Peki bir kişinin uzun ömrünün ne kadarı yaşam tarzına ne kadarı şansa veya genetiğe bağlı?  

★★★

NY Times gazetesi, Albert Einstein Tıp Fakültesi Yaşlanma Araştırmaları Enstitüsü’nde yapılan bir araştırmayı yazdı. Amerikan ordusunun eski mensuplarından oluşan 276 bin kadın ve erkek gazinin yaşam tarzını analiz eden bir çalışmaydı bu...

8 sağlıklı davranışı benimseyen insanların yaşamlarına 24 yıl kadar ekleyebilecekleri görüldü.

Nedir bunlar? Sağlıklı bir diyet, düzenli fiziksel aktivite yapmak, iyi uyku, stresi yönetmek, güçlü sosyal ilişkilere sahip olmak, sigara içmemek, aşırı ağrı kesici/sakinleştirici kullanmamak ve aşırı içki içmemek.

Yani 80-90 yaşına kadar yaşamak tamamen bizim kontrolümüzde...

8 davranışın 8’ine de uyan gazilerin ortalama 87 yaşına kadar yaşadıkları tespit edilmiş.

Hiç fena değil. Zira ülkemizdeki ortalama ömürden 10 yıl daha uzun.  

★★★

Ancak aynı sonuçlar; “Her şeyi doğru yapsak bile” yine de 100 yaşına kadar yaşamayı bekleyemeyeceğimizi söylüyor.

100 yaşına kadar yaşamak istiyorsanız, atalarınızdan biraz yardım almanız gerekecek. Çünkü insan yaşlandıkça genetik daha da önemli hale geliyor.

Bilim, ne kadar uzun yaşadığımızın %25’inin genlerimize, %75’inin ise çevresel faktörlere ve yaşam tarzımıza bağlı olduğunu söylüyor.

Boston Üniversitesi araştırmasına göre, 100 yaşına ve sonrasına yaklaştıkça bu yüzdeler tersine dönmeye başlıyor. Genetik faktörler bu noktada daha baskın hale geliyor.

Yani çevremizde olağanüstü uzun bir hayat süren birçok kişi, ortalama bir Türk’ten daha sağlıksız alışkanlıklara sahip olmasına rağmen, onlar yine de daha uzun yaşıyor. Kalp hastalığı, kanser ve bunama gibi yaşa bağlı hastalık oranları daha düşük oluyor.

Hatta uzmanlar, çok sigara içen ve ‘kanepe patatesi’ gibi şişman olan ailelerden bazılarını incelediklerinde, onlarda var olan bazı özel genlerin, hastalıklardan koruduğunu ve uzun yaşamalarına yardımcı olduğunu görmüş.
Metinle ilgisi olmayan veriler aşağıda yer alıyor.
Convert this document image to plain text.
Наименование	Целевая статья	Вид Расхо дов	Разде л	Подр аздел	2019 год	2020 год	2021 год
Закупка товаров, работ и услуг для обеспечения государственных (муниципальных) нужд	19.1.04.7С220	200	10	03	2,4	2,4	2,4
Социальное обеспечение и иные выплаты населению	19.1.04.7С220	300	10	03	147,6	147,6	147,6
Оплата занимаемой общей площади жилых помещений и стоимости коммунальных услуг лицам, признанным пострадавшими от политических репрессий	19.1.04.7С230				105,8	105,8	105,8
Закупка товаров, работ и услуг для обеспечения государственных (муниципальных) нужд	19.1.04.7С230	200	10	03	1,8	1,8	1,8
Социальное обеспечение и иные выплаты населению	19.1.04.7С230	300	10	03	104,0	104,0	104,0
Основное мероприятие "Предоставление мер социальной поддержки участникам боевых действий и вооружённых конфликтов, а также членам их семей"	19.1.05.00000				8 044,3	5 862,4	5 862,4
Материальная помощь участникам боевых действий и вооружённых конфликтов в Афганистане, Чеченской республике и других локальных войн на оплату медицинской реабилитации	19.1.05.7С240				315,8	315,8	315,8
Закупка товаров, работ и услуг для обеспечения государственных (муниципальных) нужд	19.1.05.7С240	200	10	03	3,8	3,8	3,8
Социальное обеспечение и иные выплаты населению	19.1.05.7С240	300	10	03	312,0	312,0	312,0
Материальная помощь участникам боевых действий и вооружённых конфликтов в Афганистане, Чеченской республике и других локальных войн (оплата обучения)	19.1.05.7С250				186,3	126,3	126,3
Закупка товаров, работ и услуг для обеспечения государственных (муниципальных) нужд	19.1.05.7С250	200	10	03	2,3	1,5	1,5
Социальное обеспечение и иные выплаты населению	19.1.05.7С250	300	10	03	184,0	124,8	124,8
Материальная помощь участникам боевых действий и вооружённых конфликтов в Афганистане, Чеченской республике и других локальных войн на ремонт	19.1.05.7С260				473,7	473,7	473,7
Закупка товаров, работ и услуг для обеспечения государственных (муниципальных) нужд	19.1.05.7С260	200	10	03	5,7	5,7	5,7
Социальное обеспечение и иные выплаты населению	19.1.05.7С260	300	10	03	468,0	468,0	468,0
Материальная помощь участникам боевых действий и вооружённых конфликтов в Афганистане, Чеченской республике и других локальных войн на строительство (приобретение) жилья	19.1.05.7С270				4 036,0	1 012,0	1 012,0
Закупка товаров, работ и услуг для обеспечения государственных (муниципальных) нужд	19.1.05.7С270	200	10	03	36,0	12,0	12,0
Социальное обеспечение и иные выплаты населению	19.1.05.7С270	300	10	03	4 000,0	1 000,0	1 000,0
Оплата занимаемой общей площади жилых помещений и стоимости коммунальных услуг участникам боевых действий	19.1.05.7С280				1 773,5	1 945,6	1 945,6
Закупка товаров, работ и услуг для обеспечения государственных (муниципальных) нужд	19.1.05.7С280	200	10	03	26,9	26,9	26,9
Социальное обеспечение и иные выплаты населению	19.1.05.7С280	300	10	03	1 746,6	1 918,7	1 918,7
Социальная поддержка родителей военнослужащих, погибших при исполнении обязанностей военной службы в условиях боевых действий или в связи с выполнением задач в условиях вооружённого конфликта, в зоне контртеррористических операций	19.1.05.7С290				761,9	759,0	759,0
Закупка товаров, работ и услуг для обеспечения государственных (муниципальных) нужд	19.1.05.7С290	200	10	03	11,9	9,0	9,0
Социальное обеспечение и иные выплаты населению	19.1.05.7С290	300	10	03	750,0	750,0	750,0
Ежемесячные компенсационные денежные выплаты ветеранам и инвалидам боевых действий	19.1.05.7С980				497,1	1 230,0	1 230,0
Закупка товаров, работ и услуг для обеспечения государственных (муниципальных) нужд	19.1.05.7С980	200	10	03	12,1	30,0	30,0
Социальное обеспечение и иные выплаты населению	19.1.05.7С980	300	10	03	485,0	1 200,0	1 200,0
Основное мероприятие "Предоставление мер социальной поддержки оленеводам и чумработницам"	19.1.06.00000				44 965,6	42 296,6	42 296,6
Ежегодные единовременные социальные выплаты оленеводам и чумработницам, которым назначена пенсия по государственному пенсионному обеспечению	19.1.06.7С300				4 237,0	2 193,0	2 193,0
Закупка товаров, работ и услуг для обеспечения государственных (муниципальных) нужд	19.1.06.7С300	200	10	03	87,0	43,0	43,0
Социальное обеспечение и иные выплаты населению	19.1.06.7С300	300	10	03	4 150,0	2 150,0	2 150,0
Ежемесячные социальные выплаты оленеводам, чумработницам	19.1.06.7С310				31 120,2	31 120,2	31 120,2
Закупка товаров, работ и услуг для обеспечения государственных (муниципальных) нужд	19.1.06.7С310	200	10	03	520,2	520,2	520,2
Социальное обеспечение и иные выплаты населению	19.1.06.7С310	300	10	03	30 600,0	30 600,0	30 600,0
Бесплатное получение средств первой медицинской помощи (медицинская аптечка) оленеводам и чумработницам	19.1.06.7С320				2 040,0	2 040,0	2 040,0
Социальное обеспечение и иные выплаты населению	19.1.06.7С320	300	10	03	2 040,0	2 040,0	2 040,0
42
Mesela kalp krizi ya da Alzheimer riskini artıran bir genin, uzun yaşayan insanlarda olmadığı gerçeği gibi...  

★★★

Tüm yaşlanmaya ve yaşa bağlı hastalıklara karşı koruma sağlayan tek bir gen yok. Bir araya gelerek fark yaratan yüzlerce gen var.

Demem şu ki; uzun ömürlülüğü etkileyecek doğru gen setine sahip olmak, “piyangoyu kazanmak gibi...” Bu tür genler nüfusun ancak %1’inden azında bulunuyor.

Hani ‘astronot gibi adam’ derler ya, öyleleri çok az işte...

Yani anneniz 100 yaşına kadar yaşasa bile, siz genetik piyangoyu kazanamamış olabilirsiniz. Uzun yaşamak istiyorsanız, bir asırlık bireylerden sağlık tavsiyesi almayın. Onların genetik şansı sizin gerçekliğiniz olmayabilir.

Bugünden yaşam tarzınıza yatırım yapmaya başlayın.